Unfreundliches Angebot - Übernahmefantasien geben der Ceva-Aktie Schub

Das Transportunternehmen Ceva Logistics informiert die Öffentlichkeit über ein vorliegendes Übernahmeangebot, weist dieses aber zurück. Dennoch steigt der Aktienkurs kräftig.
11.10.2018 13:20
Von Lorenz Burkhalter
Xavier Urbain, CEO Ceva Logistics (April 2018).
Xavier Urbain, CEO Ceva Logistics (April 2018).
Bild: ZVG

Die nicht gerade erfolgsverwöhnten Aktionäre von Ceva Logistics dürfen wieder hoffen. Wie einer am frühen Donnerstagmorgen veröffentlichten Medienmitteilung entnommen werden kann, liegt dem Transportunternehmen angeblich ein Übernahmeangebot des dänischen Rivalen DSV vor.

Mit 27,75 Franken je Aktie in bar liegt das Angebot zwar nur marginal über dem Ausgabepreis aus dem Börsengang von Anfang Mai. Gegenüber dem Schlusskurs vom Mittwochabend errechnet sich allerdings ein geradezu verlockender Aufpreis von gut 50 Prozent.

Dennoch lehnt der Verwaltungsrat von Ceva Logistics das Übernahmeangebot ab, da es den Aussichten als eigenständiges Unternehmen nicht gerecht werde.

Ankeraktionär darf nun doch weitere Aktien zukaufen

In Erwartung, dass das letzte Wort wohl noch nicht gesprochen ist, springt die Ceva-Aktie an der Schweizer Börse SIX kräftig nach oben. Zur Stunde gewinnt sie satte 29,5 Prozent auf 23,85 Franken.
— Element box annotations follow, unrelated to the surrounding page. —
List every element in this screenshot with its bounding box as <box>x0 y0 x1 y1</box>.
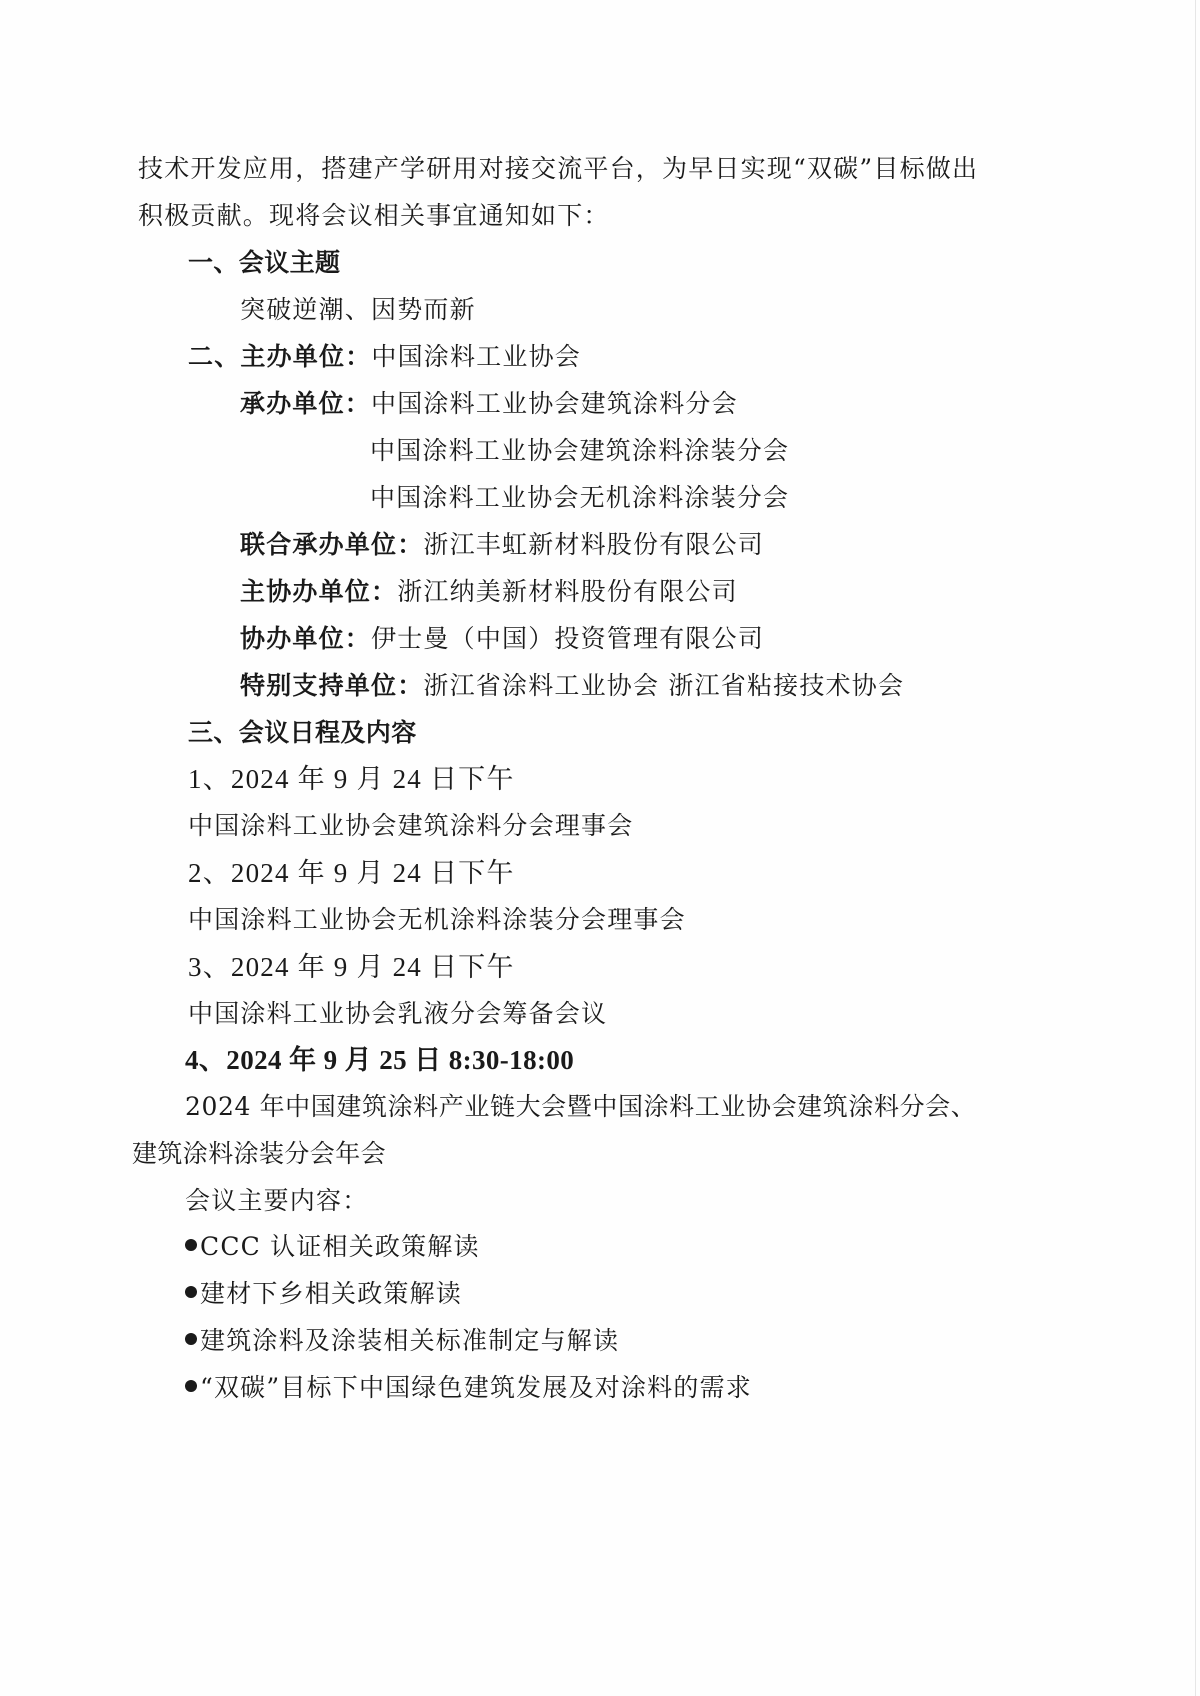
co-organizer-value: 浙江丰虹新材料股份有限公司 <box>423 530 764 559</box>
schedule-1-time: 1、2024 年 9 月 24 日下午 <box>188 762 515 796</box>
main-assistant-value: 浙江纳美新材料股份有限公司 <box>397 577 738 606</box>
assistant-value: 伊士曼（中国）投资管理有限公司 <box>371 624 764 653</box>
bullet-dot-icon <box>185 1333 197 1345</box>
bullet-text: 建材下乡相关政策解读 <box>200 1279 462 1308</box>
section-3-heading: 三、会议日程及内容 <box>188 716 417 750</box>
schedule-1-event: 中国涂料工业协会建筑涂料分会理事会 <box>188 809 633 843</box>
bullet-item: CCC 认证相关政策解读 <box>185 1230 480 1264</box>
schedule-4-event-line-1: 2024 年中国建筑涂料产业链大会暨中国涂料工业协会建筑涂料分会、 <box>185 1090 976 1124</box>
co-organizer-label: 联合承办单位： <box>240 530 423 559</box>
bullet-dot-icon <box>185 1239 197 1251</box>
bullet-text: “双碳”目标下中国绿色建筑发展及对涂料的需求 <box>200 1373 752 1402</box>
main-assistant-label: 主协办单位： <box>240 577 397 606</box>
bullet-item: 建筑涂料及涂装相关标准制定与解读 <box>185 1324 619 1358</box>
organizer-row: 承办单位：中国涂料工业协会建筑涂料分会 <box>240 387 738 421</box>
intro-line-2: 积极贡献。现将会议相关事宜通知如下： <box>138 199 610 233</box>
bullet-dot-icon <box>185 1380 197 1392</box>
intro-line-1: 技术开发应用，搭建产学研用对接交流平台，为早日实现“双碳”目标做出 <box>138 152 978 186</box>
special-support-value: 浙江省涂料工业协会 浙江省粘接技术协会 <box>423 671 904 700</box>
schedule-3-time: 3、2024 年 9 月 24 日下午 <box>188 950 515 984</box>
bullet-text: CCC 认证相关政策解读 <box>200 1232 480 1261</box>
organizer-value-1: 中国涂料工业协会建筑涂料分会 <box>371 389 738 418</box>
meeting-theme: 突破逆潮、因势而新 <box>240 293 476 327</box>
main-content-label: 会议主要内容： <box>185 1184 368 1218</box>
schedule-2-time: 2、2024 年 9 月 24 日下午 <box>188 856 515 890</box>
main-assistant-row: 主协办单位：浙江纳美新材料股份有限公司 <box>240 575 738 609</box>
co-organizer-row: 联合承办单位：浙江丰虹新材料股份有限公司 <box>240 528 764 562</box>
document-page: 技术开发应用，搭建产学研用对接交流平台，为早日实现“双碳”目标做出 积极贡献。现… <box>0 0 1200 1696</box>
bullet-item: “双碳”目标下中国绿色建筑发展及对涂料的需求 <box>185 1371 752 1405</box>
schedule-2-event: 中国涂料工业协会无机涂料涂装分会理事会 <box>188 903 686 937</box>
section-1-heading: 一、会议主题 <box>188 246 340 280</box>
schedule-4-event-line-2: 建筑涂料涂装分会年会 <box>132 1137 386 1171</box>
bullet-text: 建筑涂料及涂装相关标准制定与解读 <box>200 1326 619 1355</box>
special-support-label: 特别支持单位： <box>240 671 423 700</box>
schedule-4-time: 4、2024 年 9 月 25 日 8:30-18:00 <box>185 1043 574 1077</box>
bullet-item: 建材下乡相关政策解读 <box>185 1277 462 1311</box>
host-row: 二、主办单位：中国涂料工业协会 <box>188 340 581 374</box>
assistant-row: 协办单位：伊士曼（中国）投资管理有限公司 <box>240 622 764 656</box>
organizer-label: 承办单位： <box>240 389 371 418</box>
organizer-value-3: 中国涂料工业协会无机涂料涂装分会 <box>370 481 789 515</box>
bullet-dot-icon <box>185 1286 197 1298</box>
host-value: 中国涂料工业协会 <box>371 342 581 371</box>
organizer-value-2: 中国涂料工业协会建筑涂料涂装分会 <box>370 434 789 468</box>
scan-edge-line <box>1195 0 1196 1696</box>
schedule-3-event: 中国涂料工业协会乳液分会筹备会议 <box>188 997 607 1031</box>
special-support-row: 特别支持单位：浙江省涂料工业协会 浙江省粘接技术协会 <box>240 669 904 703</box>
assistant-label: 协办单位： <box>240 624 371 653</box>
host-label: 二、主办单位： <box>188 342 371 371</box>
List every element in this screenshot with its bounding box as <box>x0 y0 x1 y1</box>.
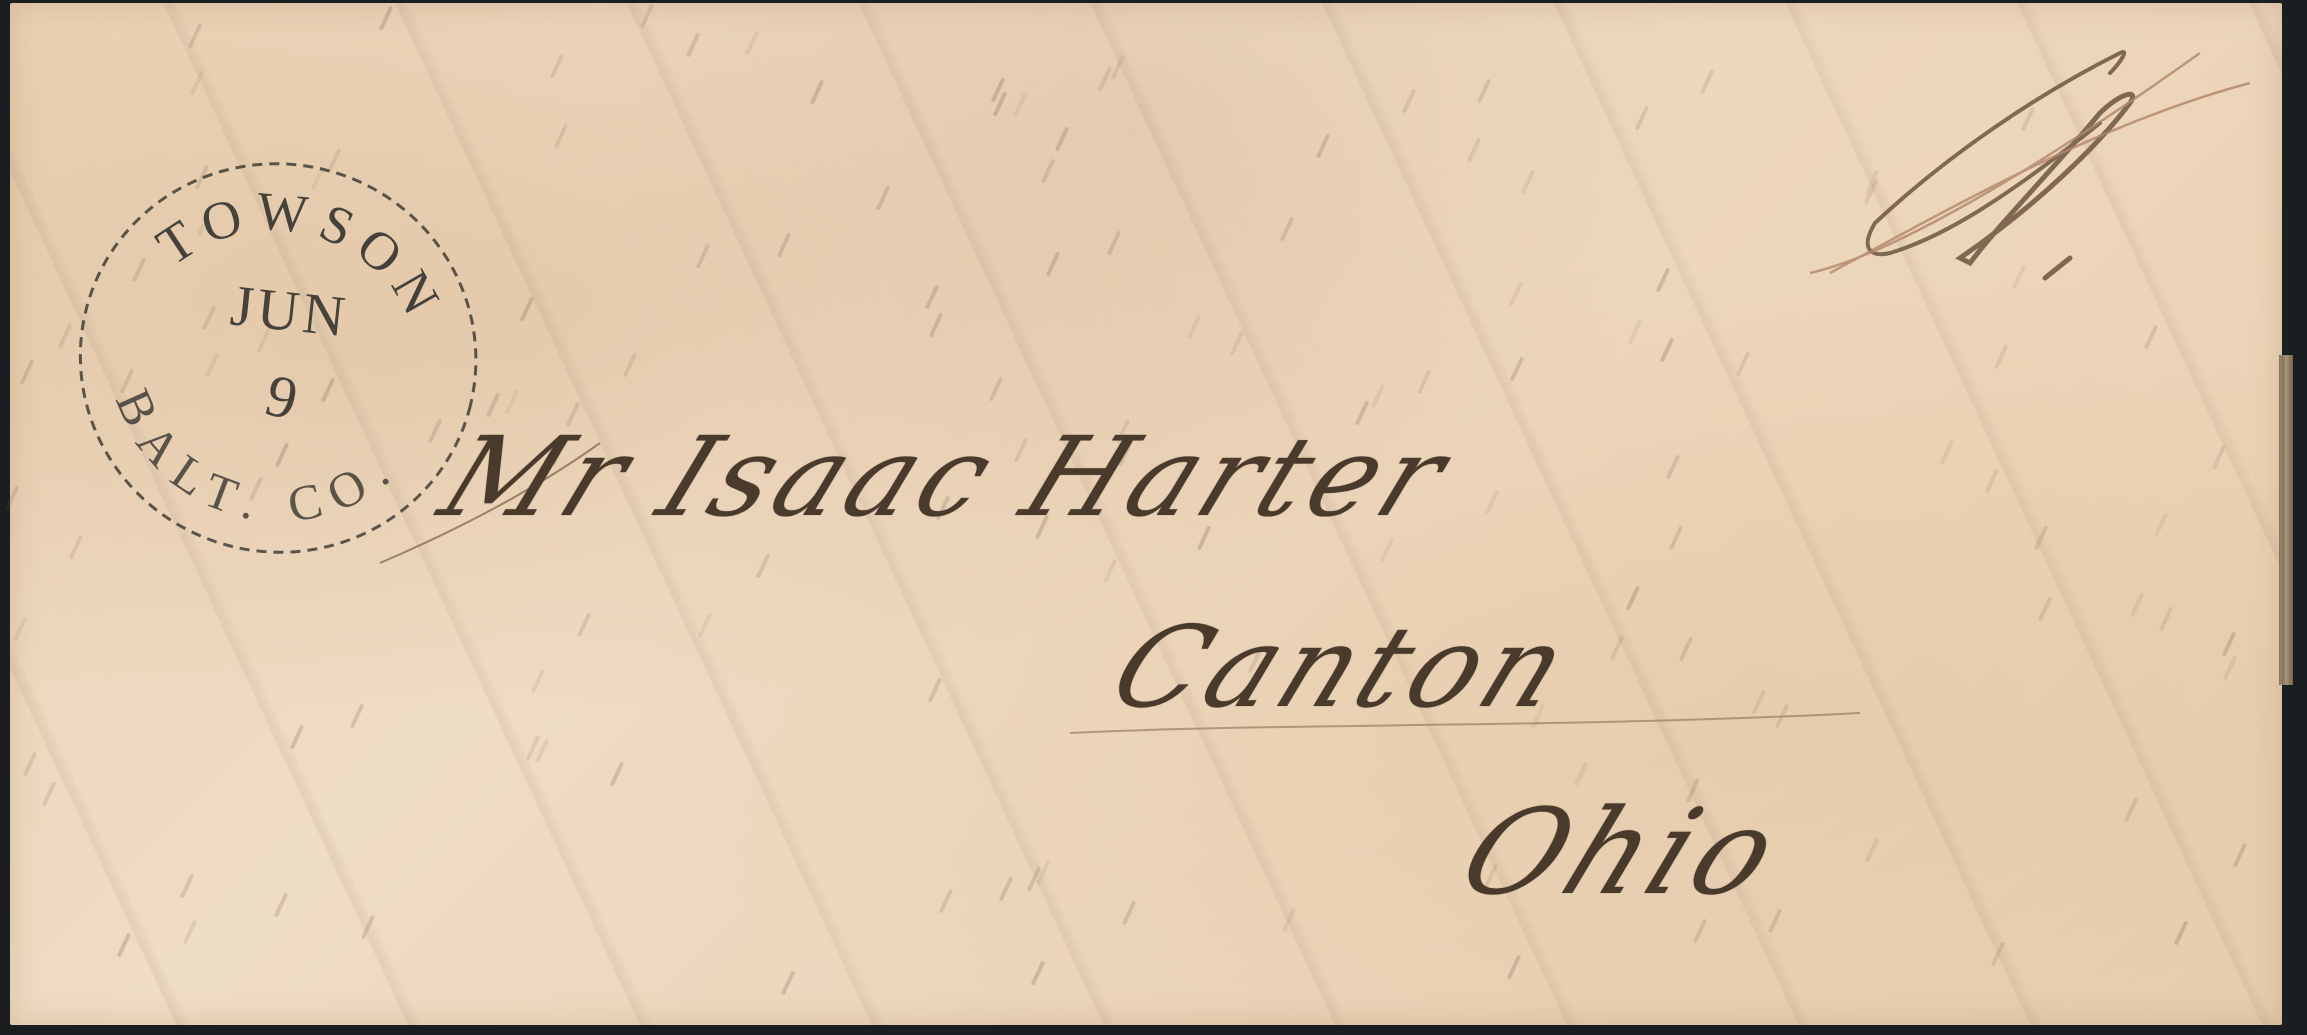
bleed-dash <box>610 761 625 786</box>
torn-edge-strip <box>2279 355 2293 685</box>
bleed-dash <box>1736 351 1751 376</box>
bleed-dash <box>993 91 1008 116</box>
bleed-dash <box>526 735 541 760</box>
bleed-dash <box>183 919 198 944</box>
bleed-dash <box>1013 92 1028 117</box>
bleed-dash <box>5 485 20 510</box>
bleed-dash <box>810 79 825 104</box>
bleed-dash <box>69 534 84 559</box>
manuscript-rate-marking: 20, <box>1800 33 2270 323</box>
bleed-dash <box>577 612 592 637</box>
bleed-dash <box>1282 907 1297 932</box>
bleed-dash <box>1477 78 1492 103</box>
bleed-dash <box>1628 319 1643 344</box>
addressee-name: Mr Isaac Harter <box>424 413 1470 541</box>
bleed-dash <box>1865 837 1880 862</box>
bleed-dash <box>1693 918 1708 943</box>
bleed-dash <box>989 376 1004 401</box>
bleed-dash <box>550 53 565 78</box>
bleed-dash <box>781 970 796 995</box>
bleed-dash <box>640 3 655 28</box>
bleed-dash <box>180 873 195 898</box>
bleed-dash <box>777 232 792 257</box>
bleed-dash <box>1380 537 1395 562</box>
bleed-dash <box>991 77 1006 102</box>
bleed-dash <box>1098 66 1113 91</box>
envelope-cover: TOWSON BALT. CO. JUN 9 20, Mr Isaac Hart… <box>10 3 2282 1025</box>
bleed-dash <box>1122 900 1137 925</box>
bleed-dash <box>1187 314 1202 339</box>
bleed-dash <box>1994 344 2009 369</box>
bleed-dash <box>1940 439 1955 464</box>
bleed-dash <box>925 284 940 309</box>
bleed-dash <box>1669 525 1684 550</box>
bleed-dash <box>1656 267 1671 292</box>
bleed-dash <box>696 243 711 268</box>
bleed-dash <box>745 30 760 55</box>
bleed-dash <box>1985 468 2000 493</box>
bleed-dash <box>1521 169 1536 194</box>
bleed-dash <box>2159 606 2174 631</box>
bleed-dash <box>1509 281 1524 306</box>
address-state: Ohio <box>1442 783 1803 921</box>
bleed-dash <box>999 876 1014 901</box>
bleed-dash <box>1700 69 1715 94</box>
bleed-dash <box>1679 636 1694 661</box>
bleed-dash <box>1280 216 1295 241</box>
bleed-dash <box>1055 126 1070 151</box>
bleed-dash <box>2038 596 2053 621</box>
bleed-dash <box>1467 137 1482 162</box>
bleed-dash <box>1660 337 1675 362</box>
bleed-dash <box>1402 88 1417 113</box>
bleed-dash <box>1103 558 1118 583</box>
bleed-dash <box>190 70 205 95</box>
bleed-dash <box>1991 941 2006 966</box>
bleed-dash <box>623 352 638 377</box>
bleed-dash <box>1041 158 1056 183</box>
bleed-dash <box>20 359 35 384</box>
bleed-dash <box>23 751 38 776</box>
bleed-dash <box>350 703 365 728</box>
bleed-dash <box>1230 330 1245 355</box>
bleed-dash <box>2144 324 2159 349</box>
bleed-dash <box>686 32 701 57</box>
bleed-dash <box>554 123 569 148</box>
bleed-dash <box>1626 585 1641 610</box>
bleed-dash <box>535 738 550 763</box>
bleed-dash <box>2212 444 2227 469</box>
bleed-dash <box>1768 908 1783 933</box>
bleed-dash <box>188 23 203 48</box>
bleed-dash <box>1027 866 1042 891</box>
bleed-dash <box>1111 54 1126 79</box>
bleed-dash <box>2154 512 2169 537</box>
bleed-dash <box>1775 703 1790 728</box>
bleed-dash <box>2124 797 2139 822</box>
bleed-dash <box>42 781 57 806</box>
bleed-dash <box>928 677 943 702</box>
bleed-dash <box>876 185 891 210</box>
bleed-dash <box>117 932 132 957</box>
bleed-dash <box>1507 954 1522 979</box>
bleed-dash <box>2130 592 2145 617</box>
bleed-dash <box>1510 356 1525 381</box>
bleed-dash <box>1417 369 1432 394</box>
bleed-dash <box>1031 960 1046 985</box>
bleed-dash <box>2233 842 2248 867</box>
bleed-dash <box>1316 133 1331 158</box>
bleed-dash <box>2034 525 2049 550</box>
bleed-dash <box>274 892 289 917</box>
bleed-dash <box>520 296 535 321</box>
address-city: Canton <box>1094 603 1592 733</box>
bleed-dash <box>505 389 520 414</box>
bleed-dash <box>1485 489 1500 514</box>
bleed-dash <box>1610 635 1625 660</box>
bleed-dash <box>1752 689 1767 714</box>
bleed-dash <box>939 888 954 913</box>
bleed-dash <box>929 312 944 337</box>
bleed-dash <box>756 553 771 578</box>
bleed-dash <box>1635 105 1650 130</box>
bleed-dash <box>1036 860 1051 885</box>
bleed-dash <box>1666 454 1681 479</box>
bleed-dash <box>2174 920 2189 945</box>
bleed-dash <box>361 914 376 939</box>
bleed-dash <box>1371 383 1386 408</box>
bleed-dash <box>290 724 305 749</box>
bleed-dash <box>379 5 394 30</box>
bleed-dash <box>698 612 713 637</box>
bleed-dash <box>13 616 28 641</box>
bleed-dash <box>1046 251 1061 276</box>
bleed-dash <box>1107 230 1122 255</box>
bleed-dash <box>2222 631 2237 656</box>
bleed-dash <box>2223 655 2238 680</box>
bleed-dash <box>531 668 546 693</box>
Die Tageshöchstkurse liegen gar bei 26 Franken.

Der zermürbende Kurszerfall der Ceva-Aktie seit dem Börsengang von Anfang Mai dürfte nun ein Ende haben (Quelle: www.cash.ch)

Kursfantasie geht denn auch von der Änderung der Stillhaltevereinbarung zwischen dem Transportunternehmen und seinem Ankeraktionär CMA CGM aus. Die Änderung erlaubt es dem mit etwas weniger als 25 Prozent beteiligten Grossaktionär, die Beteiligung auf bis zu einem Drittel der Stimmrechte auszubauen. Ursprünglich war vereinbart worden, dass CMA CGM die Beteiligung vorerst nicht weiter ausbauen darf. CMA CGM selbst begrüsst die Zurückweisung des Angebots.

Beobachter sehen in der Neuaushandlung der Stillhaltevereinbarung eine ziemlich wirkungsvolle Abwehrmassnahme gegen die ganz offensichtlich nicht gewollte Übernahmeofferte. Weil CMA CGM mit einer Eindrittelsbeteiligung den Verkauf des Unternehmens vereiteln könnte, bleibt die Ceva-Aktie fürs Erste weit hinter dem vorliegenden Angebot von 27,75 Franken zurück.

Leerverkäufer in der Defensive

Wie die Bank Vontobel in einer ersten Stellungnahme schreibt, liegt das Barangebot in der Nähe des eigenen Kursziels von 29 Franken für die Ceva-Aktie. Der Verwaltungsrat müsse nun allen Aktionären glaubwürdig aufzeigen, wie in Zukunft als alleinestehendes Unternehmen Aktionärswerte geschaffen werden könne. Ausserdem rechnet der Autor damit, dass der Ankeraktionär seine Beteiligung möglichst rasch auf einen Drittel ausbauen wird. Er hält deshalb vorerst am "Buy" lautenden Anlageurteil fest. 

Gefordert sind nun nicht nur der Verwaltungsrat und die Geschäftsleitung, sondern auch die zahlreichen Leerverkäufer. Schätzungen aus dem hiesigen Handel zufolge wird bei Ceva Logistics mit knapp 8 Prozent aller ausstehenden Aktien auf rückläufige Kurse spekuliert. Den Leerverkäufern dürfte diese neue Nachrichtenlage überhaupt nicht gelegen kommen. Einige dieser Wetten könnten geschlossen werden und so der Aktienkursentwicklung Rückenwind verleihen, so lautet der Tenor.

Dass die Ceva-Aktie am Mittwochabend bei 18,42 Franken und auf dem tiefsten Stand seit dem Börsengang von Anfang Mai aus dem Handel ging, zeigt, wie überraschend die Übernahmeofferte für sämtliche Beteiligten sein muss. Interessant ist jedoch, dass die Fondssparte der UBS ihre Beteiligung erst im August kräftig erhöhte (cash berichtete).